Egypt figures prominently in all this: it is “the prize,” as neocon theoretician and former LaRouchie Laurent Murawiec put it in an infamous presentation to the Defense Policy Board, in which he and his fellow neocons pushed not only the invasion of Iraq but also a US takeover of the Saudi oil fields and – eventually — “regime change” in Egypt. “The pivot of the Arab world is the most important one to transform in depth. Iraq may be described as the tactical pivot, the point of entry; Saudi Arabia as the strategic pivot; but Egypt, with its mass, its history, its prestige and its potential, is where the future of the Arab world will be decided. Egypt, then, in the new Middle Eastern environment created by our war, can start being reshaped.”

[...]

[NED is] a conduit for funding the “color revolutions” that were sparked by US-funded activists in Serbia, Ukraine, Georgia, and the former Soviet republics of Central Asia. It is, in short, a weapon in the US arsenal designed to effect “regime change” in countries deemed insufficiently enthusiastic about becoming – or staying – a US protectorate.

[...]

It appears, though, that the Egyptian government – which has just elected a majority Muslim Brotherhood parliament – is having none of it: Cairo recently put NED activists, including the son of the US Secretary of Labor, on a “no fly” list, and announced it will prosecute a number of individuals, including 19 Americans, for engaging in illegal activities. Washington is outraged, and its amen corner is already mobilizing in support of the “Cairo 19.”
These are the people Hillary Clinton recently claimed did “nothing wrong.” They were “just trying to promote democracy.”

By the way, before we elevate Sam Lahood, son of US Labor Secretary and former GOP congressman Ray Lahood, to the status of a martyr for “democracy” and “liberalism,” let’s note that his former gig was serving as a censor for the US Occupation Authority in Iraq.

[...]

The penalty [in the US] for violating the Foreign Agents Registration Act (FARA) [which foreign contributions to electoral activities on American soil] is five years in prison and a $10,000 fine – roughly equivalent (except for the fine) to the penalty faced by the “Cairo 19.”

[...]

That’s the Americans’ signature stance in the world: one standard for me, and another for thee….
American Exceptionalism.

In this post, Raimondo offers a different take on the “Arab Spring” than I’ve heard elsewhere – elsewhere viewing it consistently as a bid for democracy by the citizens of dictatorships. When I think about the recent history of the US activities in the Middle East, it dawns on me that Raimondo may just be right, to wit:
In each and every instance, the target of the crowds in the streets has been a regime sporting the West’s imprimatur. Even Gadhafi had finally made his peace with those he once denounced as “imperialists,” and gained a degree of legitimacy in Western circles.

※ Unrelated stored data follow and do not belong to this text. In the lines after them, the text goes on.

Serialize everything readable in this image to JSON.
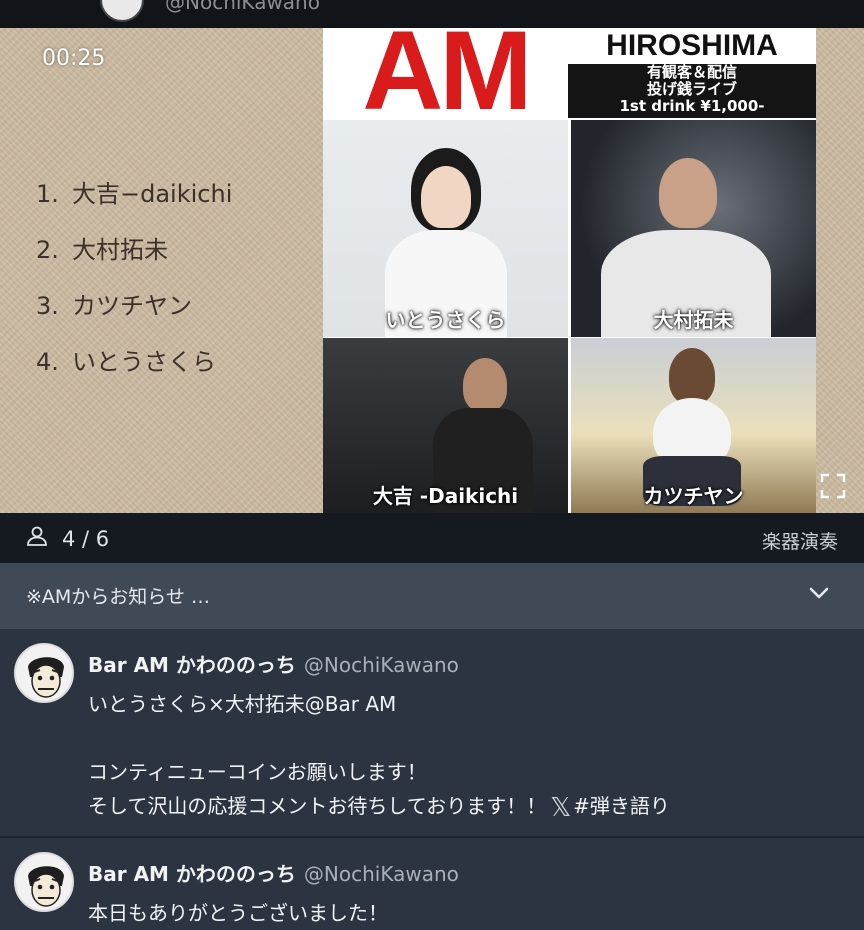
{
  "top": {
    "handle_partial": "@NochiKawano"
  },
  "video": {
    "timecode": "00:25",
    "setlist": [
      {
        "num": "1.",
        "title": "大吉−daikichi"
      },
      {
        "num": "2.",
        "title": "大村拓未"
      },
      {
        "num": "3.",
        "title": "カツチヤン"
      },
      {
        "num": "4.",
        "title": "いとうさくら"
      }
    ],
    "poster": {
      "logo": "AM",
      "city": "HIROSHIMA",
      "line1": "有観客＆配信",
      "line2": "投げ銭ライブ",
      "line3": "1st drink ¥1,000-",
      "captions": [
        "いとうさくら",
        "大村拓未",
        "大吉 -Daikichi",
        "カツチヤン"
      ]
    }
  },
  "meta": {
    "viewers": "4 / 6",
    "category": "楽器演奏"
  },
  "notice": {
    "text": "※AMからお知らせ …"
  },
  "posts": [
    {
      "name": "Bar AM かわののっち",
      "handle": "@NochiKawano",
      "line1": "いとうさくら×大村拓未@Bar AM",
      "line2": "コンティニューコインお願いします！",
      "line3": "そして沢山の応援コメントお待ちしております！！",
      "hashtag": "#弾き語り"
    },
    {
      "name": "Bar AM かわののっち",
      "handle": "@NochiKawano",
      "line1": "本日もありがとうございました！"
    }
  ],
  "icons": {
    "x_logo": "𝕏"
  }
}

The Arab world has essentially been under occupation by the West since the fall of the Ottomans in the aftermath of World War I. The “anti-colonial” revolutions of the 1950s and 1960s ended in the consolidation of sclerotic regimes that oppressed their own people and – as the cold war petered out – wound up in the Western orbit. Indeed, as Mubarak and Gadhafi prepared their sons to succeed them, these regimes became indistinguishable from the monarchies traditionally backed by Washington and London.
Monarchies and dictatorships, which by the way, are sometimes quite frankly bought outright, circumventing the need for NED.

...but hey, do what you want...you will anyway.